Allen represented Newhallville on the Board of Aldermen from 1976 to 1988. Sometimes he was an ally of City Hall in crafting legislation or deciding ward-level issues. Other times he was the board's most outspoken and informed critic of City Hall's complex downtown development deals or neighborhood housing plans. An accountant by training, he provided a level of independent scrutiny rare to this day on New Haven's legislative body.
During that time Allen survived a series of controversies and primary challenges. Several times his career was declared dead, only to have him reemerge as a state senator in the early '90s, then a mayoral aide to the DeStefano administration. He served on a myriad of volunteer boards.
Click here to read Allen's obituary.
Former Alderman Willie Greene was Allen's sometimes co-consipirator, sometimes sparring partner in Newhallville.
"No one will ever fill the shoes of Chuck Allen," Greene said Monday.
The two joined forces in the early '80s when Greene ran a community center in Newhallville. They organized protests against the administration of Mayor Biagio DiLieto, which was cutting funding. The belief was that the center was being punished for Allen's independent politics.
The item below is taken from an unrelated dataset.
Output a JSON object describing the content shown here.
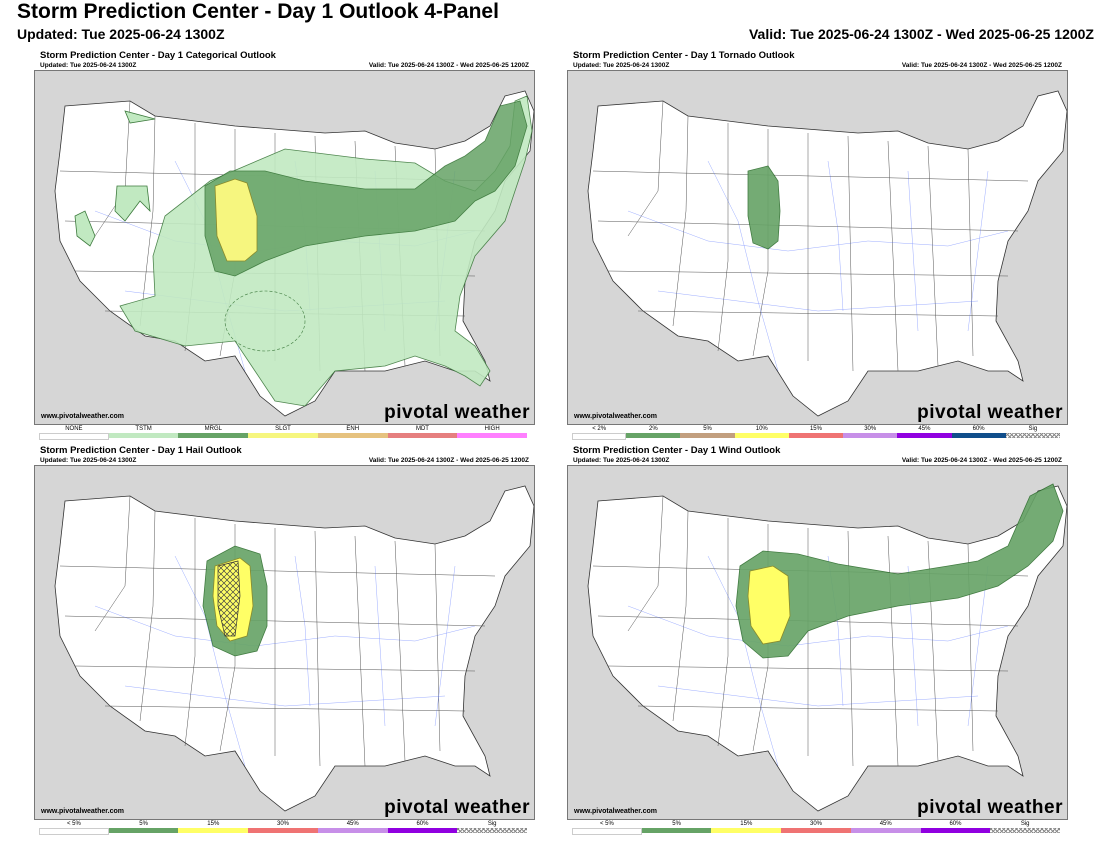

Years later, the DiLieto administration helped Greene run against Allen in a campaign to unseat critics on the Board of Aldermen. (Greene would eventually disappoint City Hall; he won the race, then became just as outspoken a critic of the Democratic machine's plantation politcs in the black community.)
"I remember when I decided I would run against Chuck," Greene said. "I struggled with it. Vinnie Mauro [Mayor's DiLieto's Democratic town chairman and chief political enforcer) had asked me to run. Chuck and I met at the old Hattie's when it was on Fitch Street, before it moved to Science Park.
"I'll never forget it. Chuck reaches across the table. He sticks his finger in my face and says, 'Willie you've been a good director. But you need to leave politics to the big boys. I'm gonna kick your ass on name recognition alone.'
"I had come to say I wasn't running. Instead I said, 'I'm gonna kick your ass.' He walked out and slammed the door.
"My own mother was mad at me when I beat Chuck. She walked around for two days and wouldn't say anything to me.
"Chuck didn't speak to me for six months. Then he called me and said, 'Willie, I'm really proud of you. I really thought that Ben DiLieto had bought you. But you went down there and did some things that even I wouldn't do.' Every two weeks Chuck and I were sitting down, and I was telling him what I was planning to do. It was like sitting down with an instructor. I'd write down my letter. He'd tear it up. He had his index cards. He'd say, 'This is what I want to see when you come back to me.' He was such a brilliant guy."
Out Of The Closet
As a reporter, I always found Allen among the most informed, intelligent, unpredictable, interesting, and just plain fun public figures in town to interview and follow. It's fair to say he served as one of my professors as well in that rarefied academy known as New Haven Politics.
Allen lived by a credo of New Haven's political survivors: If you get slammed on Tuesday, Wednesday is another day. If he disliked an expose that named him in the newspaper one day, he was always ready to participate in discussion about a different story the next. He never ran from a fight.
He continued to surprise — and challenge — us after he moved to New York. In 2004, after surviving nine separate operations that could have claimed his life, Allen gave an interview about his upcoming marriage to Harlem gallery owner Tod Roulette. (Tod introduced Chuck to the beauty of Gregorian chants. Chuck turned Tod on to the Temptations and Diana Ross.)
In the interview, Allen spoke about the life of a gay black politician. He challenged New Haven's black church to apply the same spirit of inclusiveness and compassion to the gay community's struggle that it championed during the civil rights movement a generation earlier.
Click here, here, and here to read the pages of the resulting 2004 New Haven Advocate article, "Out of the Closet & Into The Church."
A memorial service for Chuck Allen will take place Wednesday, Feb. 20, at 7 p.m at St. Philips Church, 204 W. 134 St., between Adam Clayton Powell Jr. Blvd. and Frederick Douglass Blvd. in New York City.